The Firenze carries the same Lightspeed warranty as one that costs ten grand, so don't worry about corner-cutting. I hesitate to call any two-thousand-dollar bicycle a bargain, but it compares very well against other bikes in the $1500-2500 range. It's responsive and comfortable. It's equally enjoyable on quick training rides and centurys. And so far, everything is holding up well.

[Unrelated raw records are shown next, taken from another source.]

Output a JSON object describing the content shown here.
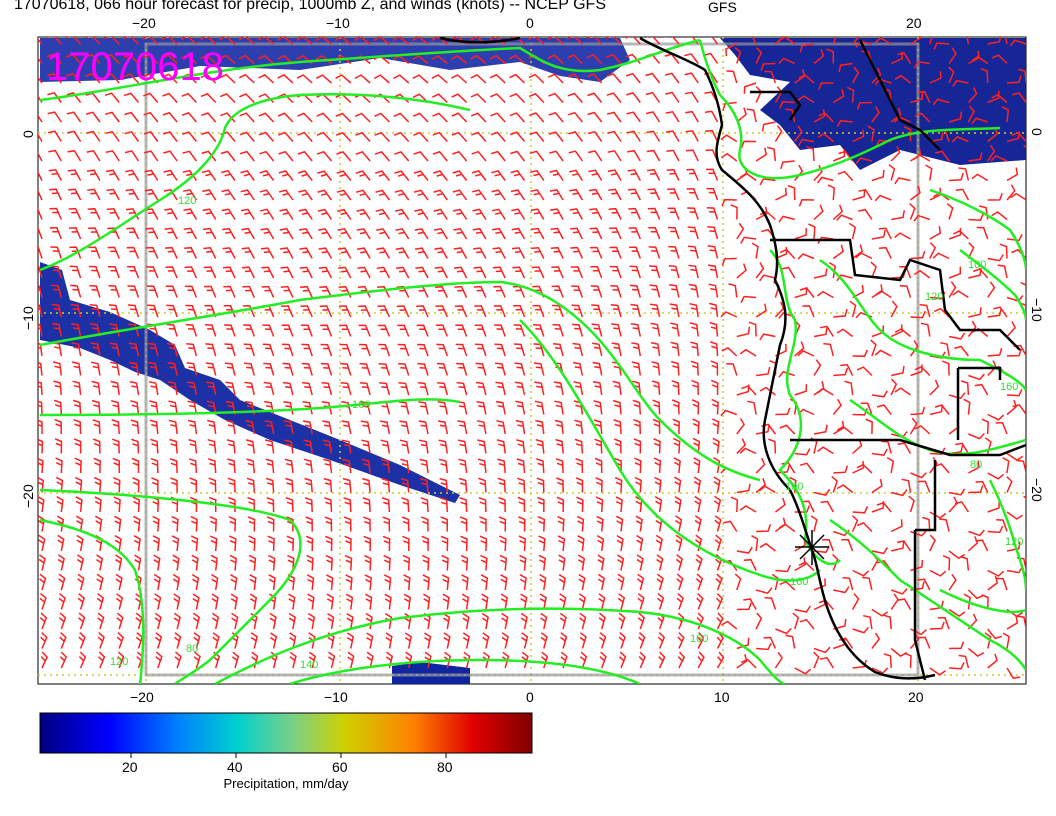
{
  "title": "17070618, 066 hour forecast for precip, 1000mb Z, and winds (knots) -- NCEP GFS",
  "stamp": "17070618",
  "axes": {
    "x_ticks_top": [
      "−20",
      "−10",
      "0",
      "GFS",
      "20"
    ],
    "x_ticks_bottom": [
      "−20",
      "−10",
      "0",
      "10",
      "20"
    ],
    "y_ticks_left": [
      "0",
      "−10",
      "−20"
    ],
    "y_ticks_right": [
      "0",
      "−10",
      "−20"
    ]
  },
  "contour_labels": [
    "120",
    "160",
    "140",
    "160",
    "160",
    "100",
    "120",
    "160",
    "80",
    "120",
    "100",
    "80",
    "120"
  ],
  "colorbar": {
    "label": "Precipitation, mm/day",
    "ticks": [
      "20",
      "40",
      "60",
      "80"
    ],
    "range": [
      3,
      97
    ]
  },
  "colors": {
    "wind_barbs": "#ff2020",
    "contours": "#22ee22",
    "precip_low": "#0a1a8c",
    "stamp": "#ff00ff",
    "graticule": "#cccc33"
  }
}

I did nix the stock Lightspeed saddle, though.

--Rick 



JohnnyCat said:


> Does the Firenze lack major quality in the material it uses or the welding process? I am not a big beliver in all these different tube shapes(neither is Seven or Serotta). It seems like Seven and Serotta though do swear by cold working. Is the only reason the bike is so cheap is because it doesn't have the GET or cold worked tubes. What exactly is cold worked, and does it make a huge difference? How is this bike different from Tuscany's of years past that just used straight round tubes? Would the difference just be the cold working aspect? Could someone explain what butted means? Serotta brags triple. Seven and many others claim double. Is single butted standard or is it possible to have no butting at all?
> 
> Has any body ridden the Firenze or Solano? How do they ride compared to equally priced steel or to high end Ti bikes?
> 
> Thanks John


----------